Writer &Director: Chris Goode
Reviewer: Marina Spark
The Drum Theatre at the Theatre Royal, Plymouth is currently home to Monkey Bars, a one act, verbatim piece of theatre using the words and thoughts of over seventy children aged between seven and ten. As a space, the Drum Theatre lends itself well to Monkey Bars, as we are often exposed to candid and intimate thoughts and feelings that would be lost in a cavernous space.
The interview transcripts have been reshaped, becoming a child’s voice spoken through adults in adult situations.
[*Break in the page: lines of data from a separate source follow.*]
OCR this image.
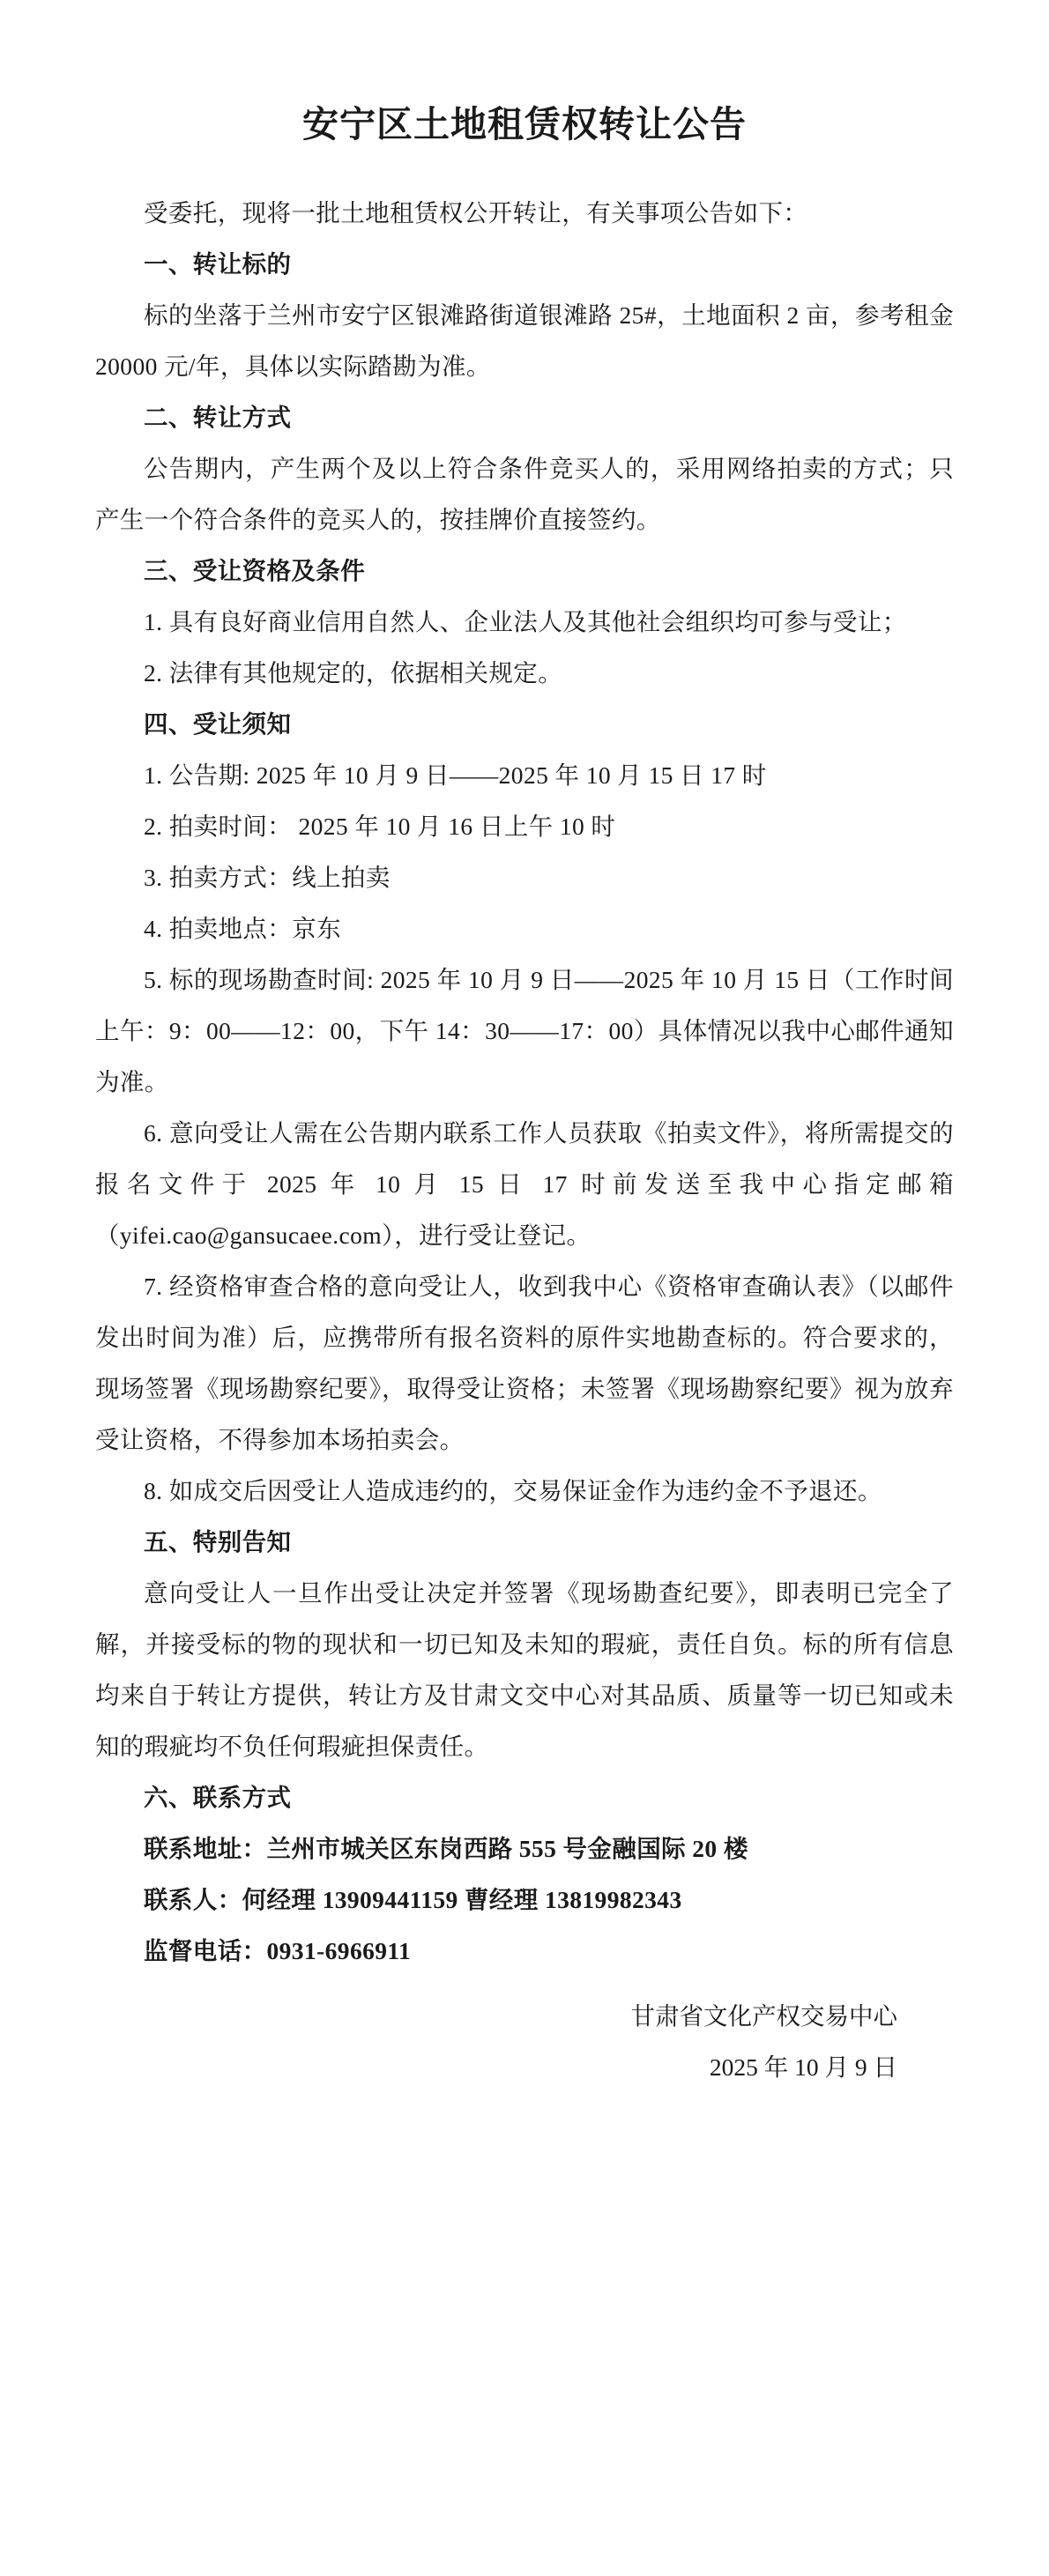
安宁区土地租赁权转让公告

受委托，现将一批土地租赁权公开转让，有关事项公告如下：

一、转让标的

标的坐落于兰州市安宁区银滩路街道银滩路 25#，土地面积 2 亩，参考租金 20000 元/年，具体以实际踏勘为准。

二、转让方式

公告期内，产生两个及以上符合条件竞买人的，采用网络拍卖的方式；只产生一个符合条件的竞买人的，按挂牌价直接签约。

三、受让资格及条件

1. 具有良好商业信用自然人、企业法人及其他社会组织均可参与受让；

2. 法律有其他规定的，依据相关规定。

四、受让须知

1. 公告期: 2025 年 10 月 9 日——2025 年 10 月 15 日 17 时

2. 拍卖时间： 2025 年 10 月 16 日上午 10 时

3. 拍卖方式：线上拍卖

4. 拍卖地点：京东

5. 标的现场勘查时间: 2025 年 10 月 9 日——2025 年 10 月 15 日（工作时间上午：9：00——12：00，下午 14：30——17：00）具体情况以我中心邮件通知为准。

6. 意向受让人需在公告期内联系工作人员获取《拍卖文件》，将所需提交的报名文件于 2025 年 10 月 15 日 17 时前发送至我中心指定邮箱（yifei.cao@gansucaee.com），进行受让登记。

7. 经资格审查合格的意向受让人，收到我中心《资格审查确认表》（以邮件发出时间为准）后，应携带所有报名资料的原件实地勘查标的。符合要求的，现场签署《现场勘察纪要》，取得受让资格；未签署《现场勘察纪要》视为放弃受让资格，不得参加本场拍卖会。

8. 如成交后因受让人造成违约的，交易保证金作为违约金不予退还。

五、特别告知

意向受让人一旦作出受让决定并签署《现场勘查纪要》，即表明已完全了解，并接受标的物的现状和一切已知及未知的瑕疵，责任自负。标的所有信息均来自于转让方提供，转让方及甘肃文交中心对其品质、质量等一切已知或未知的瑕疵均不负任何瑕疵担保责任。

六、联系方式

联系地址：兰州市城关区东岗西路 555 号金融国际 20 楼

联系人：何经理 13909441159 曹经理 13819982343

监督电话：0931-6966911

甘肃省文化产权交易中心

2025 年 10 月 9 日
The writer/director, Chris Goode, and the company, consisting of six actors have transposed the children’s voices so that the audience hear honest and frank opinions on all the big questions including religion, gender, war and death. Some of the conversations took a bizarre turn leading to really funny moments that had the audience in stitches. Conversely, the truth and vulnerability that a child’s words hold brought a number of highly poignant moments to the performance. Monkey Bars demonstrates that children have an uncluttered view on issues that tangle an adult’s mind, and as a result the audience sit up, listen and learn. It is clear that simple wisdom can be found in the words of a child.
Credit must go to the fantastic ensemble cast for delivering this verbatim piece with such skill. It would have been very easy for the actors to play their rôles as children. The humour and poignancy of the piece is maximised by the straight faced conviction from each actor to play as an adult in an adult world. The messages that Chris Goode has carefully plucked from the conversations with the children are strong and passionate, leaving the audience with the desire for more honesty in life.
With an interesting, yet simple set, great soundtrack and fascinating verbatim transcript this show doesn’t fail to please those wishing to learn a little. The children’s voices in Monkey Bars are observant, moving and endlessly funny; this show is highly recommended.